HEPARIN-INDUCED THROMBOCYTOPENIA
Franklin A. Bontempo, M.D., Director,
Coagulation Laboratory
Thrombocytopenia associated
with the use of heparin occurs in two general forms. The first is a benign type seen in
many patients 1-3 days after starting standard heparin and felt to be caused by the
non-immune enhancement of platelet aggregation followed by sequestration and removal by
the spleen. The platelet count usually remains above 100,000, resolves spontaneously, and
requires neither cessation of heparin nor other treatment. The second form is the classic
heparin-induced thrombocytopenia (HIT) which is the main focus of this update. Failure to
recognize HIT unfortunately can lead to serious complications in patients and remains one
of the most common reasons hematologists face malpractice actions.
HIT is an antibody-mediated process occurring in approximately 4-5% of
all patients 3-15 days after starting standard unfractionated heparin for the first time.
In contrast, patients previously exposed to heparin may have a 10% incidence of HIT and an
average time to occurrence of 1-2 days. In addition, most studies report a higher
incidence with bovine than porcine heparin. HIT is not dose dependent and can occur with
minute doses of heparin, including heparin flushes and in patients with indwelling
heparin-coated catheters.
Two clinical presentations of classic HIT are seen. In about 80% of
patients, there is a gradual reduction in the platelet count which persists unless heparin
is discontinued. In situations where the platelet count was normal initially, suspicion
for HIT is usually raised when the platelet count falls to below 100,000, or 50% of the
pre-heparin platelet count if there was thrombocytopenia initially. Despite the
thrombocytopenia, bleeding with HIT is rare and the platelet count usually normalizes 5-7
days after stopping heparin.
The most feared complication is thrombosis, either venous or arterial,
which occurs in about 20% of the recognized HIT cases. In some patients with HIT there is
a dramatic and occasionally immediate drop in the platelet count, often occurring within 6
weeks of previous heparin exposure. This presentation is particularly associated with
thrombosis, often the type referred to as the "white clot syndrome", due to a
fibrin-platelet rich clot in the arterial circulation.
Because patients with HIT are difficult to manage, taking steps to
reduce its occurrence may be extremely beneficial. These include the use of saline rather
heparin flushes in vascular access catheters, elimination of the bovine lung form of
heparin from hospital formularies, switching to the porcine form by cardiac bypass pump
teams, using aspirin and persantine in patients with heparin-coated catheters, the prompt
conversion to warfarin after heparinization, and monitoring of platelet counts
particularly during the 3-15 day post-treatment period when HIT is most likely to occur.
Laboratory testing for HIT is generally of limited clinical utility.

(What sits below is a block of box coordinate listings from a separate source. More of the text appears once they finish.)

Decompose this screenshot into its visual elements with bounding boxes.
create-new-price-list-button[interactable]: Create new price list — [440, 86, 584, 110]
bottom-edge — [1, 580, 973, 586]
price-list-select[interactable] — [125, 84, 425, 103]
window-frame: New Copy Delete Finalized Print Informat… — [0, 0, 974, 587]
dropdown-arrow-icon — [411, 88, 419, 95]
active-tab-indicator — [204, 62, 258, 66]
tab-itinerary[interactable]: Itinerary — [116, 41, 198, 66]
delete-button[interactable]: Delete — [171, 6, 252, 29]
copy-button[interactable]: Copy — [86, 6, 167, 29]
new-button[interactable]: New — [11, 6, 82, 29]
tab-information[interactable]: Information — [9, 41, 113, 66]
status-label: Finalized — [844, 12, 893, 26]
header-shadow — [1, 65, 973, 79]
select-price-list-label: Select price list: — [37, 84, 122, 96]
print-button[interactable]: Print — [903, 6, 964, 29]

This is because most available tests, although specific, are insensitive and falsely
negative in 40-50% of cases; despite this, they may be helpful in complex cases or for
confirmatory purposes. The C14-serotonin release assay is reportedly very
sensitive and specific but is time-consuming, labor intensive, costly, and requires the
use of radioactive isotopes. HIT largely remains a clinical diagnosis for which a high
index of suspicion is recommended.
Treatment of HIT consists primarily of cessation of heparin. Some
patients (with white clot syndrome) may require thrombolytic therapy or surgical
embolectomy. Most alternate anticoagulants are not readily available in the U.S. but
include low molecular weight (LMW) dextran (anti-platelet effect), ancrod (defibrinating
snake venom), argatroban (synthetic antithrombin), OrgaranÒ
(heparinoid), iloprost (prostacyclin analogue), and hirudin (leech venom). Warfarin can
only be used with the caution that, in the face of an acute thrombotic episode caused by
HIT, it has been reported to worsen the outcome due to enhancement of thrombosis. If it
must be used in that setting, gradual 1 mg/day doses are recommended. Although the
incidence of HIT with the initial use of low molecular weight (LMW) heparins is only about
2%, in patients who develop HIT with standard heparin, the crossreactivity has been
reported to be 80% and LMW heparins cannot be routinely recommended. Vena caval filters
may be protective especially in older patients with lower extremity venous thromboses.
Anecdotal reports of the successful use of intravenous gamma globulin and plasmapheresis
to treat HIT are as yet unsubstantiated.